- Directed by: John E. Hudgens
- Written by: John E. Hudgens Sandy Clark Lowell Cunningham Heather Harris
- Produced by: John E. Hudgens
- Starring: Sandy Clark
- Cinematography: John E. Hudgens
- Edited by: John E. Hudgens
- Production company: Z-Team Productions
- Distributed by: AtomFilms
- Release date: November 30, 2000;
- Running time: 2 minutes
- Country: United States
- Language: English

= Crazy Watto =

Crazy Watto is a two-minute-long fan film that made its debut on the Internet in 2000. The film is a spoof of used car deal ads shown on television, featuring Watto from Star Wars: Episode I – The Phantom Menace.
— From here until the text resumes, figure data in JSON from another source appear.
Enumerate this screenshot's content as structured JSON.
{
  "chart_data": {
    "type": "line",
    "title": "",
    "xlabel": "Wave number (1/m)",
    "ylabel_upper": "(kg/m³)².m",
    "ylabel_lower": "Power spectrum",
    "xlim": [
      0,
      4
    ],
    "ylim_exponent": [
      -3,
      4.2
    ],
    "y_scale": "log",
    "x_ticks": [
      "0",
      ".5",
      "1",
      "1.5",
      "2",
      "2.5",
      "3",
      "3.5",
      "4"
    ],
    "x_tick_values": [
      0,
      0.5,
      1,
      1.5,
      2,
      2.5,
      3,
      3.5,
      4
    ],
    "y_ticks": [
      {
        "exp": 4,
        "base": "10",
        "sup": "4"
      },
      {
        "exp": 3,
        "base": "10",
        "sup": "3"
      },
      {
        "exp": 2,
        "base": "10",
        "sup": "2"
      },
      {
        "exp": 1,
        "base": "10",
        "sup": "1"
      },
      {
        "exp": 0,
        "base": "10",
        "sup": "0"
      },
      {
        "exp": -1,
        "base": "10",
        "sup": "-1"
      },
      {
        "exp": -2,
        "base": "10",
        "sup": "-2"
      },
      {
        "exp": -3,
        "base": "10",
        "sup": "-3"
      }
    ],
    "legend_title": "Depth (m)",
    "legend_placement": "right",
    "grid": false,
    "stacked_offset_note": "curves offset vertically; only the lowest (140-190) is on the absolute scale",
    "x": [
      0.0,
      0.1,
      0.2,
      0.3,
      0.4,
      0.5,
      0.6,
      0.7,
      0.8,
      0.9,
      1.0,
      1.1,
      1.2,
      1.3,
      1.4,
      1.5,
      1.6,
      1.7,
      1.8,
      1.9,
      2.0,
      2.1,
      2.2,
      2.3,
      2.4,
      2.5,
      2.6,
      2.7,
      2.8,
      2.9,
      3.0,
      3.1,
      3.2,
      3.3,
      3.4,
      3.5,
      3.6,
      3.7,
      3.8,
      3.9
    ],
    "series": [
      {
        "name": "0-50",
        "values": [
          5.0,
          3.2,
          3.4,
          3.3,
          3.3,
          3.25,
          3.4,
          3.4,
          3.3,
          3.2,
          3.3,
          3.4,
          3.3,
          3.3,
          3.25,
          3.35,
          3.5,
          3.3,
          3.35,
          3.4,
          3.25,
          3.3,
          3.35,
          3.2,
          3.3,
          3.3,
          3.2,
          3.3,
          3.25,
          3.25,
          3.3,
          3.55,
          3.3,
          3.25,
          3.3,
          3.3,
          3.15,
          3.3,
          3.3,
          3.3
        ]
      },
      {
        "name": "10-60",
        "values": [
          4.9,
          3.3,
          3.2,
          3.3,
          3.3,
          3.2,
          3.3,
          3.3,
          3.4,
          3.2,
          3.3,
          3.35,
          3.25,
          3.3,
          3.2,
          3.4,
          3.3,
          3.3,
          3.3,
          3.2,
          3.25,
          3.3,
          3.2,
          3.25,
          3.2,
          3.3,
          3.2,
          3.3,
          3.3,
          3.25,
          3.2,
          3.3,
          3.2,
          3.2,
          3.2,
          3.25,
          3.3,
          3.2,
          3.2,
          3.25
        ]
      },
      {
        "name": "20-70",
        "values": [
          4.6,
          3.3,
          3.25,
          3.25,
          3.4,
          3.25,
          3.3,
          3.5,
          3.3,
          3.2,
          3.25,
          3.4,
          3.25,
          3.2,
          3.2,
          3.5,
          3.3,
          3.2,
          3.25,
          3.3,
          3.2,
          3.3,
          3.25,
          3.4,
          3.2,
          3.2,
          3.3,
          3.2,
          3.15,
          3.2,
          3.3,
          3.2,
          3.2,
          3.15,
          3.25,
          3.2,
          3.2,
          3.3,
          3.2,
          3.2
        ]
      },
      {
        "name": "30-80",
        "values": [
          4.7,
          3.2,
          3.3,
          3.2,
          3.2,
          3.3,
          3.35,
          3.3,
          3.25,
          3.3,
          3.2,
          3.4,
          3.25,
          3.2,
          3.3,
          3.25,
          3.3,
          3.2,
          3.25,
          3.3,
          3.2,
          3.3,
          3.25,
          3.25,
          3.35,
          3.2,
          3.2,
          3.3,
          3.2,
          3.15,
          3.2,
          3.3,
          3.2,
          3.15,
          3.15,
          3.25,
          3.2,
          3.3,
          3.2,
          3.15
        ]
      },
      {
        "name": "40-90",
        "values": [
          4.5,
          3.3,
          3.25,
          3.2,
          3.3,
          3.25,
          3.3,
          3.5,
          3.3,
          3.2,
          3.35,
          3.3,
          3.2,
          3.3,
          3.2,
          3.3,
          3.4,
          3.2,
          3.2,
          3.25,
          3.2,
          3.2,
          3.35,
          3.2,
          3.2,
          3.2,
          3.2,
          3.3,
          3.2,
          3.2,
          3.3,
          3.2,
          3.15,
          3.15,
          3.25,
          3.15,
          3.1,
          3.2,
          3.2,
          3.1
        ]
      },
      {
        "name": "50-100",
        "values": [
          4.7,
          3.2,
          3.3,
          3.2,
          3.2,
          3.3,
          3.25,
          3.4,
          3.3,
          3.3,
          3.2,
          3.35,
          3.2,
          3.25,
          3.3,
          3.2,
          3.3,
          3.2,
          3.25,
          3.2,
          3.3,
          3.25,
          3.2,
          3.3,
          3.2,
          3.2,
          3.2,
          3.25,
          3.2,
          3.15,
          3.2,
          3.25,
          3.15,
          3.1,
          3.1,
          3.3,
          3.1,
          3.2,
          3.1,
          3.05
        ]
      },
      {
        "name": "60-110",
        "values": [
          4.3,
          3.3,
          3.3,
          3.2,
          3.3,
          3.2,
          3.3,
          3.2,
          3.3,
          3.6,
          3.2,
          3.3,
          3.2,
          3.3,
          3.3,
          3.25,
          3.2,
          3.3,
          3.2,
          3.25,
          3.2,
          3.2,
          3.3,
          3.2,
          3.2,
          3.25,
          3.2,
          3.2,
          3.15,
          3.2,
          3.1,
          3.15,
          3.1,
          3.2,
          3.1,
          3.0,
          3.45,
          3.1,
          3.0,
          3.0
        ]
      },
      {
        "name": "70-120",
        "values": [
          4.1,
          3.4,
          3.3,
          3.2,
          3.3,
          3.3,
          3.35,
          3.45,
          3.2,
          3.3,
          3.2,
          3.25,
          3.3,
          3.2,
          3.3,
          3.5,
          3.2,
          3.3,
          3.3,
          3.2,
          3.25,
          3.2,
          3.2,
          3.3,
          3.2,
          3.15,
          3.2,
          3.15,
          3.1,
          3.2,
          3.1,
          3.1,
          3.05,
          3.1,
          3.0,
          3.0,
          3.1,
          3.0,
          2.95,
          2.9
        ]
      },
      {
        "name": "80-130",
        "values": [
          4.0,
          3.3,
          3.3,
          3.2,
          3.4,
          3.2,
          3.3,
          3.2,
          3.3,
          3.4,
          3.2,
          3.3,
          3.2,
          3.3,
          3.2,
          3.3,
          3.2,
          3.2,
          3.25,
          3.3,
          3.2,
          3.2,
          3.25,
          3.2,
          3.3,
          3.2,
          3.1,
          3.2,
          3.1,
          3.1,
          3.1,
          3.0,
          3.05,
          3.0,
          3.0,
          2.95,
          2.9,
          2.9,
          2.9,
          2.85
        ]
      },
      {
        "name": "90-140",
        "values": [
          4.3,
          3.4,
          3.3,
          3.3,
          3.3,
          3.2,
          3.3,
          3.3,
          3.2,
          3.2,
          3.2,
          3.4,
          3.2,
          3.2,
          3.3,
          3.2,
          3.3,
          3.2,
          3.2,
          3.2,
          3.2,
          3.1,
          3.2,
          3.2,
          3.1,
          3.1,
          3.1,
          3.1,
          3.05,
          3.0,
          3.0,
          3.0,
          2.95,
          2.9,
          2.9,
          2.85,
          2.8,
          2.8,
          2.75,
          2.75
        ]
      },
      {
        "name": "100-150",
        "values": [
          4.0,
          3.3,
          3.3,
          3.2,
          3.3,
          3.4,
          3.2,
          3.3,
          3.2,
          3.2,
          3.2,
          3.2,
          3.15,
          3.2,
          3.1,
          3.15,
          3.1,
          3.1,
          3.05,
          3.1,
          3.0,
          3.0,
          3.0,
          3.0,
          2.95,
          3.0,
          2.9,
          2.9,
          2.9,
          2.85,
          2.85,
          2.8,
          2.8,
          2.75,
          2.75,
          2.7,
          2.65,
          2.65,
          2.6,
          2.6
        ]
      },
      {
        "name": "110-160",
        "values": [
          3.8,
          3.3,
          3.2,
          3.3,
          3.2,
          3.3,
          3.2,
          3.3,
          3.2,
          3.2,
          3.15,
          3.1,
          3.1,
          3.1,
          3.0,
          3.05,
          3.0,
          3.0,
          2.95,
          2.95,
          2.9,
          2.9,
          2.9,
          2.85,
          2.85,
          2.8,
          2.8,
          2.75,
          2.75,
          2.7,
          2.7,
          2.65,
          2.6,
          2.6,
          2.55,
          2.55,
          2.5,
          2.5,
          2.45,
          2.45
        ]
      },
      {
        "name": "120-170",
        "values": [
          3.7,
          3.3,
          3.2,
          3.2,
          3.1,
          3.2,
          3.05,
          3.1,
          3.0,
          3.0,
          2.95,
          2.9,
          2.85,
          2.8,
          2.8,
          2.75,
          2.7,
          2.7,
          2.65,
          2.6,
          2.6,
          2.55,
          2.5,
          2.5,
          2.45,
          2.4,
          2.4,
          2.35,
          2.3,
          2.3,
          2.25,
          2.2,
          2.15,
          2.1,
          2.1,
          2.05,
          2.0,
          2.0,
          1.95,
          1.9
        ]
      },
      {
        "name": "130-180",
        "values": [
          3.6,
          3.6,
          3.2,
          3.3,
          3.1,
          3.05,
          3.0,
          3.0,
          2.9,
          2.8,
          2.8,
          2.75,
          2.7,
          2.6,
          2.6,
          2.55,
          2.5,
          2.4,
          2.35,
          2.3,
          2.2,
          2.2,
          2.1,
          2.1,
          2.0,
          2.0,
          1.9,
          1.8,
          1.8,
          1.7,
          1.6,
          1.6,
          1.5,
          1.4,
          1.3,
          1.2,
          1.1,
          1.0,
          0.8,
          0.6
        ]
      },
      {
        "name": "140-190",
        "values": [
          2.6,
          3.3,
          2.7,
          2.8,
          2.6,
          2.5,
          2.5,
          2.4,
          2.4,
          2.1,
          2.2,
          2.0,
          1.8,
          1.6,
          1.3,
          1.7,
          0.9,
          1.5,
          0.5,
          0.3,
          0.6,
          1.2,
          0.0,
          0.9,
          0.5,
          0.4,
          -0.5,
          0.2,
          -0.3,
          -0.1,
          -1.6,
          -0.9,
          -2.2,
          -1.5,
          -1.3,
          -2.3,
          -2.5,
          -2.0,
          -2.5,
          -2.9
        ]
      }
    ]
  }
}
Watto offers up for sale familiar ships (and objects) such as an X-wing with "genuine battle marks used in the Battle of Yavin" for $599.99 and an AT-AT for $999.99. Fans of other sci-fi shows notice that he auctions a Borg cube for $899.99, and also puts up ships from Star Trek and Captain Power and the Soldiers of the Future for $29.99 each.

The film played at the 2005 Cannes Film Festival, and is a popular fan film at many science fiction conventions. The film was originally hosted by TheForce.Net, but is now part of The Official Star Wars Fan Film Awards on AtomFilms.